# How to assign a constant value in a recursion relation

I use the code

fv = RecurrenceTable[{a[i] ==
1/(i (i + 1)) (1/Sqrt[w] a[i - 1] + (2 i - 1 - e[i]) a[i - 2]),
a[2] == 1/6 (1/(2*w)+3 - e[i]), a[1] == 1/(2 Sqrt[w])}, a, {i, 3, 10}];


to evaluate the three-step recursion relation where

e[i_]:=e[i]=2i+1


after that I need to obtain the roots of fv, so I use

sol2 = N[Solve[fv[[1]] == 0, w]]


my main problem is that e must be calculated using max i, namely the code must calculate the value of e first, then must use i to calculate recursion relation, For example for i=3 , e becomes 7, then a[3] must be calculated that includes e[3] and a[2] and a1, where a[2] must be calculated using e[3] again not e[2], maybe some sort of a loop needed. I really don't know how to address this problem. Any idea?

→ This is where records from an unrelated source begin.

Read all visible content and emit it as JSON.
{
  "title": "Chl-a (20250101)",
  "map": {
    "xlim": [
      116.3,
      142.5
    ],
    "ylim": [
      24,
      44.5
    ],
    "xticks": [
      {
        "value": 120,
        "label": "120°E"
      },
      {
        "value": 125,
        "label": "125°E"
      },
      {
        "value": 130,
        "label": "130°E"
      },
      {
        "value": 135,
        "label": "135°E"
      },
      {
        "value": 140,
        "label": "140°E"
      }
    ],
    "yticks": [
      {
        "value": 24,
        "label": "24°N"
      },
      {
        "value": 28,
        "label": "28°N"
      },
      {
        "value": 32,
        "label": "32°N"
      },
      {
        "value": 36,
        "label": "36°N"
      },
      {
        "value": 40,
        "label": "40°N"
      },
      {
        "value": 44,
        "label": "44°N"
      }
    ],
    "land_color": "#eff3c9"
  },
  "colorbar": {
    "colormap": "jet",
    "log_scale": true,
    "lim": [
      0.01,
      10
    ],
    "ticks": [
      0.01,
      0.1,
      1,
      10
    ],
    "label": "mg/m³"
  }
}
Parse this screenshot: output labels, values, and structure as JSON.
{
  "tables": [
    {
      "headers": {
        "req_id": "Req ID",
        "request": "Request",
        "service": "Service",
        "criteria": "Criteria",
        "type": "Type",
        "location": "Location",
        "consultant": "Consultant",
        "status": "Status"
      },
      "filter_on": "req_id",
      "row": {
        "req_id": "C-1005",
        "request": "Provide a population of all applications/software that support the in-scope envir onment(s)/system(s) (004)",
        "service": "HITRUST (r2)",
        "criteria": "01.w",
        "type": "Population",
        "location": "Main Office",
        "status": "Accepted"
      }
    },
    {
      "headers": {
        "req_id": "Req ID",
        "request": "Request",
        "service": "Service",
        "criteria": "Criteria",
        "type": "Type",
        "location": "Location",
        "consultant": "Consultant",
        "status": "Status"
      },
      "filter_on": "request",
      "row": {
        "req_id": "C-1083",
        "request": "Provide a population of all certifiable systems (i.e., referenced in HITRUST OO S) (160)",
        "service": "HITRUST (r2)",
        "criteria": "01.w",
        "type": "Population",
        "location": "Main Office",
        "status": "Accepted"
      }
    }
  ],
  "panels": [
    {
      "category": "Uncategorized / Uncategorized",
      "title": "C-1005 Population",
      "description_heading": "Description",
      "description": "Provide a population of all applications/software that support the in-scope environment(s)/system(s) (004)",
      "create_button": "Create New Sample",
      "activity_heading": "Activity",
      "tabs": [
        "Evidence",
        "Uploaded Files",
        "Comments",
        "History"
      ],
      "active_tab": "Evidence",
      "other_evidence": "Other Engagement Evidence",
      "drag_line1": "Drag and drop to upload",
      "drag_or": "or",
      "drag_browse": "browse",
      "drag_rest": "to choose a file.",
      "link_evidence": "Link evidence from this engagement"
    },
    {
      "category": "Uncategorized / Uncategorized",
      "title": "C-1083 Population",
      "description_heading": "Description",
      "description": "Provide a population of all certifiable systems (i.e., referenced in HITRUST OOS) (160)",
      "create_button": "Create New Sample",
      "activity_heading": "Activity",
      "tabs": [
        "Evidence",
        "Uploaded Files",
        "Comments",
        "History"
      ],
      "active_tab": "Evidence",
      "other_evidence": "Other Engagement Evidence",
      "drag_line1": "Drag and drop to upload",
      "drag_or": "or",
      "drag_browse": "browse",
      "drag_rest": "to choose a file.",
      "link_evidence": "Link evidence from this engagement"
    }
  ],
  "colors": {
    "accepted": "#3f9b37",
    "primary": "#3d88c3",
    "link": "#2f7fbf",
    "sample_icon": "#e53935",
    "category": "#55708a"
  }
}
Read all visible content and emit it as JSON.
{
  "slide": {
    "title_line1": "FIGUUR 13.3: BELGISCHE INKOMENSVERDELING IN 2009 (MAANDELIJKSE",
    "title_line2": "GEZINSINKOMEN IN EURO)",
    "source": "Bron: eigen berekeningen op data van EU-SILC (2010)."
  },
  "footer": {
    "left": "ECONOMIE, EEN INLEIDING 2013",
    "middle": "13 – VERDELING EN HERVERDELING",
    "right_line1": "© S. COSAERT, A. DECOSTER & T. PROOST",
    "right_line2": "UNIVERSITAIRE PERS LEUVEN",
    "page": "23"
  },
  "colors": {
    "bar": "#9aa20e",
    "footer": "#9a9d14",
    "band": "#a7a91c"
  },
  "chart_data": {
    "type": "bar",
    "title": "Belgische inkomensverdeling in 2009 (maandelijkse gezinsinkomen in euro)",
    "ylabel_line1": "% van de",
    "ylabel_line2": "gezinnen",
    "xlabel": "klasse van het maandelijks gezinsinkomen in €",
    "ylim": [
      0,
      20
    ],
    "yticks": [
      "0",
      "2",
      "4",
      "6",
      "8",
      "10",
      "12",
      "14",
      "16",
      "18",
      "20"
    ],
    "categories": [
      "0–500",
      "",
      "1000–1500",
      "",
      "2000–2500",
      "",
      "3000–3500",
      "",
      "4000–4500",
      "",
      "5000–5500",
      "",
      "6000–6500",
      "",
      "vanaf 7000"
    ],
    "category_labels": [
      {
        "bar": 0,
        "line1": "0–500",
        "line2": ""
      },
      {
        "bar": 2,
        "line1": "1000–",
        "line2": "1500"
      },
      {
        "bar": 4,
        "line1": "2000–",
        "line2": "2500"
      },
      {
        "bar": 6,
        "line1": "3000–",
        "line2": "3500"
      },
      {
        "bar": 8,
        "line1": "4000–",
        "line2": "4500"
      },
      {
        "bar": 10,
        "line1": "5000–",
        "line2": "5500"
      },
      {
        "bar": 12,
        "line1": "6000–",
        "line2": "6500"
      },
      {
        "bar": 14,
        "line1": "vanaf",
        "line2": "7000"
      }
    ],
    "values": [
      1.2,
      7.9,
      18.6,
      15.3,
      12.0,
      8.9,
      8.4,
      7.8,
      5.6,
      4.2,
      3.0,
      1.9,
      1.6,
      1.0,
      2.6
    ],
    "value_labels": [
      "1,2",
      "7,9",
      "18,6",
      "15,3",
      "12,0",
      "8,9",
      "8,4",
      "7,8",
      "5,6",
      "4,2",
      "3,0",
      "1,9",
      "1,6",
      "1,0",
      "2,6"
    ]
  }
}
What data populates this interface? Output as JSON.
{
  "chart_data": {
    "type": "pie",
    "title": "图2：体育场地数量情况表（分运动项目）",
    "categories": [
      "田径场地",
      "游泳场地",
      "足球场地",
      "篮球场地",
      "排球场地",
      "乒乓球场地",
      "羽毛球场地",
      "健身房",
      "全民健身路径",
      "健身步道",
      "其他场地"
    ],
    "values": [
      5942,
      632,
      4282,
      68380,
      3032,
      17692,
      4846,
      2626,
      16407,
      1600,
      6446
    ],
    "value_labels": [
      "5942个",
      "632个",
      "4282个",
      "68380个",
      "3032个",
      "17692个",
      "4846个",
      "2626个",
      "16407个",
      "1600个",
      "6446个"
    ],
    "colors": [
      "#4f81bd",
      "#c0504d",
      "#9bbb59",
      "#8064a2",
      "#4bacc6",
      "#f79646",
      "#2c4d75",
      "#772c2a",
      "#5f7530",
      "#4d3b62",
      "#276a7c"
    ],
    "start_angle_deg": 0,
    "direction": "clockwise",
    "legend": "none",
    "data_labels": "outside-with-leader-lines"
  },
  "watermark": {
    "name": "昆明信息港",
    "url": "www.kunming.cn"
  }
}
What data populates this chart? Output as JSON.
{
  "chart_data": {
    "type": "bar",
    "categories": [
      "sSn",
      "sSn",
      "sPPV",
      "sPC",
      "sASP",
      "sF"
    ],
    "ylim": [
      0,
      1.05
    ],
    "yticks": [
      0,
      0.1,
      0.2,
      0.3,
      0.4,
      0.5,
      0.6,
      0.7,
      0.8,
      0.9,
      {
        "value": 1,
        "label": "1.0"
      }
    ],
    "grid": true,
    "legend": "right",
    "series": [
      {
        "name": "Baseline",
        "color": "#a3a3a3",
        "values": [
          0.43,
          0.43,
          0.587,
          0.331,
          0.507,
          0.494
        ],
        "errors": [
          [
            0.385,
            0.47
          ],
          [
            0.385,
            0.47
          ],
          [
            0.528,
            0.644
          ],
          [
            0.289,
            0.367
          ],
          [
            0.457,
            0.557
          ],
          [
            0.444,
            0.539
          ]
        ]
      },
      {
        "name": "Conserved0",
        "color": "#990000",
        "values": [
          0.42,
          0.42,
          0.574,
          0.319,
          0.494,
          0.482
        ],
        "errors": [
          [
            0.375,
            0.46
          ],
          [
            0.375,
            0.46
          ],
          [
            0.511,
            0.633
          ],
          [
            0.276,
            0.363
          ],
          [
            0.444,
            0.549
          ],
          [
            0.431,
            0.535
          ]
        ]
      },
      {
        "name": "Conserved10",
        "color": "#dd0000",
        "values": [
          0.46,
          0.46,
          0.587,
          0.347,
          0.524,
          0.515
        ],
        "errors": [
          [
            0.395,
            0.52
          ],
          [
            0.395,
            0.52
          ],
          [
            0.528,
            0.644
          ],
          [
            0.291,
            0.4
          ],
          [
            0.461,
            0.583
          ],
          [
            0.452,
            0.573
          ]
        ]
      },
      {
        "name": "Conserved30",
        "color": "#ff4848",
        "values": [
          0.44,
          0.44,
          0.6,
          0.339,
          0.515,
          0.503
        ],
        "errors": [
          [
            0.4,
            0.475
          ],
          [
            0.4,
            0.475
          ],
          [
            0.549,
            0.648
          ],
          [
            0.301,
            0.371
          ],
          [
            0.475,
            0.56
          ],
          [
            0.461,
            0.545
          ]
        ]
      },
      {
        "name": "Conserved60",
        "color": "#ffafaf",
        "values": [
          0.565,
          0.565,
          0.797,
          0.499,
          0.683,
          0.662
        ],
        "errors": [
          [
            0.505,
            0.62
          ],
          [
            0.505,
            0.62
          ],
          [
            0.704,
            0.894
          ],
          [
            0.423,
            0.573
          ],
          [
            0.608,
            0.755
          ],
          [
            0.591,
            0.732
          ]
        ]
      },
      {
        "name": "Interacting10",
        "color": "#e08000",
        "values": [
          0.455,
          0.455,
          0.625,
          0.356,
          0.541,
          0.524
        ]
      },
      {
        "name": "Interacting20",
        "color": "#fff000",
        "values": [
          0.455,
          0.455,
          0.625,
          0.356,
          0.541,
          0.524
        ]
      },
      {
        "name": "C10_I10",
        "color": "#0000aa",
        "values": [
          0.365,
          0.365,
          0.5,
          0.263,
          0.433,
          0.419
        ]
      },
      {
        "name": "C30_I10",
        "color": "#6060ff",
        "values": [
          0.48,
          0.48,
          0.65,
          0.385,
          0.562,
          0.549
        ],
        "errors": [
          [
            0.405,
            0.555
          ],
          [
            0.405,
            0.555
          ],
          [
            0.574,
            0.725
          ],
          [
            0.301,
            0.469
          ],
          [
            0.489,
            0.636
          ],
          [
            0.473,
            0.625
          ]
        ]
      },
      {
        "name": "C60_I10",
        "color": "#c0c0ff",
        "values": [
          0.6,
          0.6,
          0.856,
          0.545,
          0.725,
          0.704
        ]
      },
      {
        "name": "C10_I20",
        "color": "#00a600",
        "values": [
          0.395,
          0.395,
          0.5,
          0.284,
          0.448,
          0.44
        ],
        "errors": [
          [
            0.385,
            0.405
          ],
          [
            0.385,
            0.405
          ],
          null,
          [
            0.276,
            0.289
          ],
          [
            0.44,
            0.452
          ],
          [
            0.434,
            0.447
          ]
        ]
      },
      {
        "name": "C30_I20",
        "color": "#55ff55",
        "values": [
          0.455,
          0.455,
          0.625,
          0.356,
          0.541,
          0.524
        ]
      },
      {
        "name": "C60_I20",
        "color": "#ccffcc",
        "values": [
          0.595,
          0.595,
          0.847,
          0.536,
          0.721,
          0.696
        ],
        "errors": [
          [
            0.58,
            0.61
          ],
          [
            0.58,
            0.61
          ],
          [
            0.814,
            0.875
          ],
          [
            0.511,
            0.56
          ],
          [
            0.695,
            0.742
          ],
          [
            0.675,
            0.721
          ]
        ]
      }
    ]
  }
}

The correct results for what I intend are:
i=3, w=0.05;
i=4, w=0.0182 and w=0.1900;
and so on.

You can see the original paper which has introduced the above formula and the results here. I have marked important formula. The results have been shown in the table.

• I'm not entirely sure I understand the question - are you asking how to change your code such that a[i] is computed using e[i] everywhere, even for a[i-1] etc.? – Lukas Lang Oct 13 '19 at 17:28
• @LukasLang yes, I explained it in my example. – Wisdom Oct 13 '19 at 18:16
• @bbgodfrey sorry it was a mistyping, I corrected it – Wisdom Oct 13 '19 at 19:02
• Thanks a lot for your answer. Sorry I forgot to type a 3 in a[2] formula. I corrected it, however just first case (i=3) gives correct answer but other results are wrong, I checked my formula but there was no mistake. Do you think two different roots for i>3 cause the mistake? – Wisdom Oct 13 '19 at 20:12
• @Wisdom How did you obtain the values of w in the question for i = 4? Please show the equation you solved. – bbgodfrey Oct 13 '19 at 22:00

Here is an example that doesn't use RecurrenceTable but rather simply defines recursive functions for this (note the addition of a second argument to a):

e[i_] := 2i+1
a[i_] := a[i, e[i]];

a[i_, e_] := 1/(i (i + 1)) (1/Sqrt[w] a[i - 1, e] + (2 i - 1 - e) a[i - 2, e]);
a[2, e_] := 1/6 (1/(2*w) + 3 - e);
a[1, e_] := 1/(2 Sqrt[w])


To create a similar list as you would get from RecurrenceTable:

fv = Table[a[i], {i, 3, 10}]

• your code does't work and yields a e[3], e[4] and so on. – Wisdom Oct 14 '19 at 12:22
• @Wisdom edited to include your definition of e as well (without the memoisation) – Gerli Oct 14 '19 at 12:23
• Ohhhh Thank you soooo much, it returned my desire results exactly. – Wisdom Oct 14 '19 at 12:30

With the clarification provided by the reference now given in the question, the desired solution is easily obtained.

a[1] := 1/(2 Sqrt[w]);
a[2] := 1/6 (1/(2 w) + 3 - e);
a[i_] := 1/(i (i + 1)) (1/Sqrt[w] a[i - 1] + (2 i - 1 - e) a[i - 2]);
Flatten[Table[NSolve[(a[i] /. e -> 2 i + 1) == 0, w], {i, 3, 10}], {{3}, {1}}][[1]] // Values

(* {{0.05},
{0.190065, 0.0182686},
{0.0404842, 0.0086731},
{0.156634, 0.015429, 0.00478921},
{0.0344873, 0.00753932, 0.00292085},
{0.134788, 0.0134812, 0.00424987, 0.00191167},
{0.0302949, 0.00671401, 0.0026321, 0.00131905},
{0.119177, 0.012046, 0.00383985, 0.0017433, 0.000948279}} *)


The reciprocals of these values are precisely those given in the reference. Note that Flatten[. . ., {{3}, {1}}][[1]] merely eliminates unnecessary pairs of curly brackets.